The application was initiated by the Applicants on the basis that the storage and distribution of fertilizer occurring on the property owned and operated by the Applicants (the “Subject Lands”) constituted a “normal farm practice” within the meaning of the Act and challenged the application of two municipal by-laws of the Respondent.
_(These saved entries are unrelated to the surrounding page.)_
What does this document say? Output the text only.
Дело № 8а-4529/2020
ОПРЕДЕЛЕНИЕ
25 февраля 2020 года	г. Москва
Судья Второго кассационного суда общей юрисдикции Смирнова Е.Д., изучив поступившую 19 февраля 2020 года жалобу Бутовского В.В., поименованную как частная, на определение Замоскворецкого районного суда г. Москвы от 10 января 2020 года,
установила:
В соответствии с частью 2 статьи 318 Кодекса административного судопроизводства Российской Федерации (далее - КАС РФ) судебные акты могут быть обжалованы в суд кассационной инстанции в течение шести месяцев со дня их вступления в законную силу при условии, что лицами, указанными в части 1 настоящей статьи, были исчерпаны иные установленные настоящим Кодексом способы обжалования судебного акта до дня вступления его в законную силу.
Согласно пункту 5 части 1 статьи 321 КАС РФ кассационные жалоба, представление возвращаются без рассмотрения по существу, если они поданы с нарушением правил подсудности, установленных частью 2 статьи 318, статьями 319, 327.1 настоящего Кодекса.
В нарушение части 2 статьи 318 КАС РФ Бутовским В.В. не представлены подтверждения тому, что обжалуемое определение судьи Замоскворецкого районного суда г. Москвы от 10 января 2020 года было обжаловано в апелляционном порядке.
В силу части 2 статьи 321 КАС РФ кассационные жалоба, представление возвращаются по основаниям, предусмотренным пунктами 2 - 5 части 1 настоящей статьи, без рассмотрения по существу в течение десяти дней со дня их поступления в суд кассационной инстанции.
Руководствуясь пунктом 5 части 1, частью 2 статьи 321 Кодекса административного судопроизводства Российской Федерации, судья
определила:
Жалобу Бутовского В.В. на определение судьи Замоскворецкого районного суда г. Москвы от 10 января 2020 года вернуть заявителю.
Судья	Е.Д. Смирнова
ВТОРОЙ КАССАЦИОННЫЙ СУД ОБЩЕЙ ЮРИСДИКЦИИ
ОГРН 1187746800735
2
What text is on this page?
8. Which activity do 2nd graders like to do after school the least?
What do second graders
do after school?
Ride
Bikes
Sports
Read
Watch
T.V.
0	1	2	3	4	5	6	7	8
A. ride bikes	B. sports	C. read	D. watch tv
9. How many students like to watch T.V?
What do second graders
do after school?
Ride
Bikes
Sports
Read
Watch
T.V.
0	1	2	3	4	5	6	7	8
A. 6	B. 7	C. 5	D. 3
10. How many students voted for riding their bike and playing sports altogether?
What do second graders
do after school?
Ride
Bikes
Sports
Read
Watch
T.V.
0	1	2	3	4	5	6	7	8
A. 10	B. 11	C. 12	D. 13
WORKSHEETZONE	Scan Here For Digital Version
The basis of the challenge was section 6 of the Act, which provides that any municipal by-law that restricts a “normal farm practice” carried on as part of an agricultural operation is inoperative to the extent of the restriction.
The Subject Lands are located in the Municipality of Brooke-Alvinston and are subject to the Respondent’s Zoning By-law Number 9-13 and Tidy Yards By-law Number 35-19. However, if the by-laws were to be applied in accordance with the Respondent’s interpretation, the result would have been to prohibit the activities of the Applicants from taking place on the Subject Lands.
Although diverging evidence was submitted during the proceedings by both experts and lay witnesses, upon a detailed examination, the Board found that the Applicants were indeed carrying on an agricultural operation on the Subject Lands and that the activities of the Applicants was a “normal farm practice” within the meaning of the Act. The Board therefore held that, pending certain modifications to its storage facilities, the fertilizer activities at issue could not be restricted by the Respondent’s by-laws.
Eric Davis and Trenton Johnson (Municipal Law; Civil Litigation) of Miller Thomson LLP represented the successful Applicants in the proceedings.